Review #378: Run-DMC, Run-DMC

Karla Clifton
2 min readApr 25, 2023

#378: Run-DMC, Run-DMC

Run-DMC’s debut album isn’t as heavy metal as their third, Raising Hell. Then again, this album doesn’t have Aerosmith on it.

This is in some ways considered the album that took rap mainstream. RS quotes Jam Master Jay as saying, “Before us, rap records were corny,” and I’ll confess that I did giggle a little at that. Admit it: this album cover is a little doofy. And opener “Hard Times” (a Kurtis Blow cover) has them quite literally trading off lyrics on a word-by-word basis. Come on. It’s just a tiny bit silly. But isn’t that pioneers do? They take the risk of sounding silly to break down walls for others to be taken seriously.

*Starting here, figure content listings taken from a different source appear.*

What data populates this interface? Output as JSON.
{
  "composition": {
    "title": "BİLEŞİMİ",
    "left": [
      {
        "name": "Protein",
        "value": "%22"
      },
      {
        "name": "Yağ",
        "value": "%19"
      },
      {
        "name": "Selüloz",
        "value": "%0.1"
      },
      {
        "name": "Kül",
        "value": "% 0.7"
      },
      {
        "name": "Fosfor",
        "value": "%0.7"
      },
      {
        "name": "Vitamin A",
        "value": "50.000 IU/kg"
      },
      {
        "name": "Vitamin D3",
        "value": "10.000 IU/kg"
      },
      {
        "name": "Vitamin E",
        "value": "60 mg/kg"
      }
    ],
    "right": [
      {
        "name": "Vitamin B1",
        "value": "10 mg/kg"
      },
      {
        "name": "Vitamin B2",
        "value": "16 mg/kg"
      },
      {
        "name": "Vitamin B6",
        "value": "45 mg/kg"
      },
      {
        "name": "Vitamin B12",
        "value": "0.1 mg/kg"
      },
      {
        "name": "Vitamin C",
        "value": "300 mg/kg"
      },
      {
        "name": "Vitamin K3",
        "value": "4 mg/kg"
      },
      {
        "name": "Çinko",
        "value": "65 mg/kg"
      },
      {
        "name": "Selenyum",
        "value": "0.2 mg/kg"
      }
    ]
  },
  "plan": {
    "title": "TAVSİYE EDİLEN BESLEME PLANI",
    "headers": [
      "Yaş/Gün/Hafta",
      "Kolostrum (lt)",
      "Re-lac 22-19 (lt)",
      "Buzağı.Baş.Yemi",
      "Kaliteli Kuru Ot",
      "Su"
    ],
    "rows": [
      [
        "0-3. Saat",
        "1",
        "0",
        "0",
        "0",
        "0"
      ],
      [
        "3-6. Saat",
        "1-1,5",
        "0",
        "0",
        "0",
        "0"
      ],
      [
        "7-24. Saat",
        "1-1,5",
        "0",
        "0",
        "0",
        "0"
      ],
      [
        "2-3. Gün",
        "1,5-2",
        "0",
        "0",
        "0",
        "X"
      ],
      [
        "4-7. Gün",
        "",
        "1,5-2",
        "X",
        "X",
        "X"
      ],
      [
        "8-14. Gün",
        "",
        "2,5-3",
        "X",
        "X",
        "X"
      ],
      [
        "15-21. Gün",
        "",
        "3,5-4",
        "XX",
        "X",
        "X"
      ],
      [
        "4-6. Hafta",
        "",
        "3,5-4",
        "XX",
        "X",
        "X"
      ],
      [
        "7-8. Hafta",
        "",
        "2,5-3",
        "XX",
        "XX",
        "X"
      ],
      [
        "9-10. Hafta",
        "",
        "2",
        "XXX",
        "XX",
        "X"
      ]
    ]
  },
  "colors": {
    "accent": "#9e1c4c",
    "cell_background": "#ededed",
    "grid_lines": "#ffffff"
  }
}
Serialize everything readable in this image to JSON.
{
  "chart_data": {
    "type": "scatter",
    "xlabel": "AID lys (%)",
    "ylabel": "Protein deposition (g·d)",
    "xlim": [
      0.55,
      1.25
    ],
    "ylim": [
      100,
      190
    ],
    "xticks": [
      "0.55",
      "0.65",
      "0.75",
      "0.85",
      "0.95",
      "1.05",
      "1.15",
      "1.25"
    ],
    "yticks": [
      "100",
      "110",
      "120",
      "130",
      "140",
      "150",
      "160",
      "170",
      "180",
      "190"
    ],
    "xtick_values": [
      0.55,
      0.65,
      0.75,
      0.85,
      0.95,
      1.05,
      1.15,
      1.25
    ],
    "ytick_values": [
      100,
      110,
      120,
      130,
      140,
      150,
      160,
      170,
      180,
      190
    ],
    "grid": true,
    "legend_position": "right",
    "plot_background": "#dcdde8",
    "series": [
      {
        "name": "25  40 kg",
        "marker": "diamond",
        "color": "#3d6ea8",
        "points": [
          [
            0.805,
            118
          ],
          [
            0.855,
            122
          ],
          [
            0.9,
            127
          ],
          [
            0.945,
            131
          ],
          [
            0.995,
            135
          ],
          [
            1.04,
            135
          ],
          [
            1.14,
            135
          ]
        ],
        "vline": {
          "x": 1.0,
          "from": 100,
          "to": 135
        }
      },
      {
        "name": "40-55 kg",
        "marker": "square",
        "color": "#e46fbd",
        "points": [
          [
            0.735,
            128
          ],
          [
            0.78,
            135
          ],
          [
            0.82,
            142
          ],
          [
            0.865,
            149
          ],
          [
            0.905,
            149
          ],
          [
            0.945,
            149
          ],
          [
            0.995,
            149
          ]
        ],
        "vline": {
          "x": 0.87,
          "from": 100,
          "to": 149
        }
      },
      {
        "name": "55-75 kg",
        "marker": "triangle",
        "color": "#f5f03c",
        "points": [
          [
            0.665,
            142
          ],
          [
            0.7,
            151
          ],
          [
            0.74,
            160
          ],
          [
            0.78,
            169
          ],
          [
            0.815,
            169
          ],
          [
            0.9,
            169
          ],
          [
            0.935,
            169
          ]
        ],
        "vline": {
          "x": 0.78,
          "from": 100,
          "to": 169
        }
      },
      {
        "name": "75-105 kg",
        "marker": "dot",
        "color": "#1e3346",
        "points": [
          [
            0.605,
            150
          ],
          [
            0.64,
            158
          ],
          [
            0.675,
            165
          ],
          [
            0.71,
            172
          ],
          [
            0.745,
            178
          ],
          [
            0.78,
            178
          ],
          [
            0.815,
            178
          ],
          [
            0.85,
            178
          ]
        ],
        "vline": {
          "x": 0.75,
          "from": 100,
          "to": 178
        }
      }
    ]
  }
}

And they pioneered everything from street style to the marriage of rock and rap. (Machine Gun Kelly, eat your heart out.) “Rock Box,” featuring a dirty heavy metal guitar riff from session guitarist Eddie Martinez, had a massive, massive cultural impact. “Hollis Crew (Krush-Groove 2)” is the first ever instance of the iggy/iggedy style that would be lifted by groups like Das EFX. And “Sucker M.C.’s (Krush-Groove 1)” is considered a seminal diss track (though directed at no one in particular) that has been covered by Wu-Tang & the Beastie Boys (and sampled to death, including in Public Enemy’s “Night of the Living Baseheads”).

But they aren’t just pioneers of style; they have substance, too. They tackle subjects like economic disparity on “It’s Like That,” the sparsest, starkest beat on the record, frankly asking, Tell me the last time that love bought you clothes? “Wake Up” is even more bleak — though it depicts a peaceful world where there finally is a meaning to United Nations, the chorus brings you back down: It was a DREAM.

One thing that bums me out about Run-DMC: they’re a trio, but they never let DJ Jam Master Jay on the cover, at least not until their fourth album. Yeah, he gets two songs (“Jam-Master Jay” and “Jay’s Game”) but no glory. No respect for the DJ — just ask Eric B.

Ice T called the debut “the first rap album that broke big.” Ice Cube said that he was “obsessed” with the group. You know what? I rescind my allegations of doofiness. Apparently we owe Run-DMC a lot.

Favorite Reference: The “It’s Raining Men” reference on “30 Days.”